How Animals DarWin Natural Resources

Although Darwin could not definitively prove his theory of evolution through natural selection, you could described it as an argument to the best explanation. In the final chapter of his book he uses many arguments to try and convince his readers over his ideas. One was the geographical distribution, he notes that “All the individuals of the same species, and all the species of the same genus, or even higher groups, must have descended from common parents” (Darwin, 484). One of the arguments that he uses to explain his theory of evolution was through showing that all species within a certain genus came from a single common ancestor, even animals from isolated regions of the earth. That the evolution of these animals came from competing with one another in the environment and that the “fittest” animal survived and past on the genes.   He notes that “… these questions and grave objections only on the supposition that the geological record is far more imperfect than most geologists believe” (Darwin, 486). He argued that the earth was much older than many people believed, and that many of the scientists didn’t get believe this due to not lack of evidence but from unwillingness to accept the theory. The evidence to support his claims of a evolution of species rather than other theories.

Darwin’s theory of evolution through natural selection can be described as an argument to the best explanation.
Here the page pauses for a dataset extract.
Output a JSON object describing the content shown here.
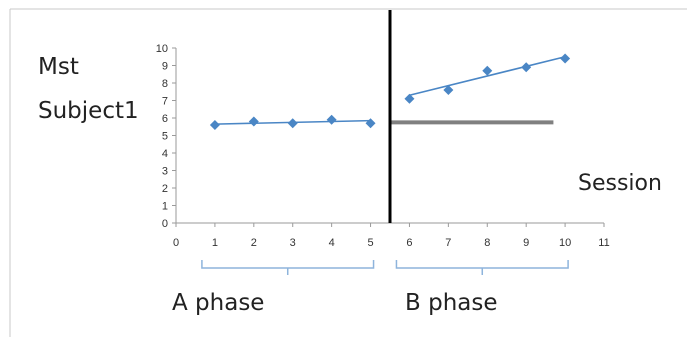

Where at the time of the introduction of his theory, he needed to explain it better than competing theories. I believe that his theory was fairly convincing. His look into how geography plays a role on how animals compete for resources and the ones that are best suited for the environment.

One thought on “How Animals DarWin Natural Resources”

  1. Jacob,

    Your quote from page 486 is fantastic! I’m so glad that it is the one that you pulled out from the text. It is definitely interesting to look at the genealogy of species and the theories that are behind them. Darwin’s is certainly a well-known theorist, but I wonder why we focus on his theory of survival of the fittest compared to creation. (Creation might not be the best word, but I’m sure you understand what I’m saying.) I wonder if religious prominence throughout history is why.

    I agree that his argument was fairly, but not entirely convincing. I also think he needs to be more specific in relation to other theories.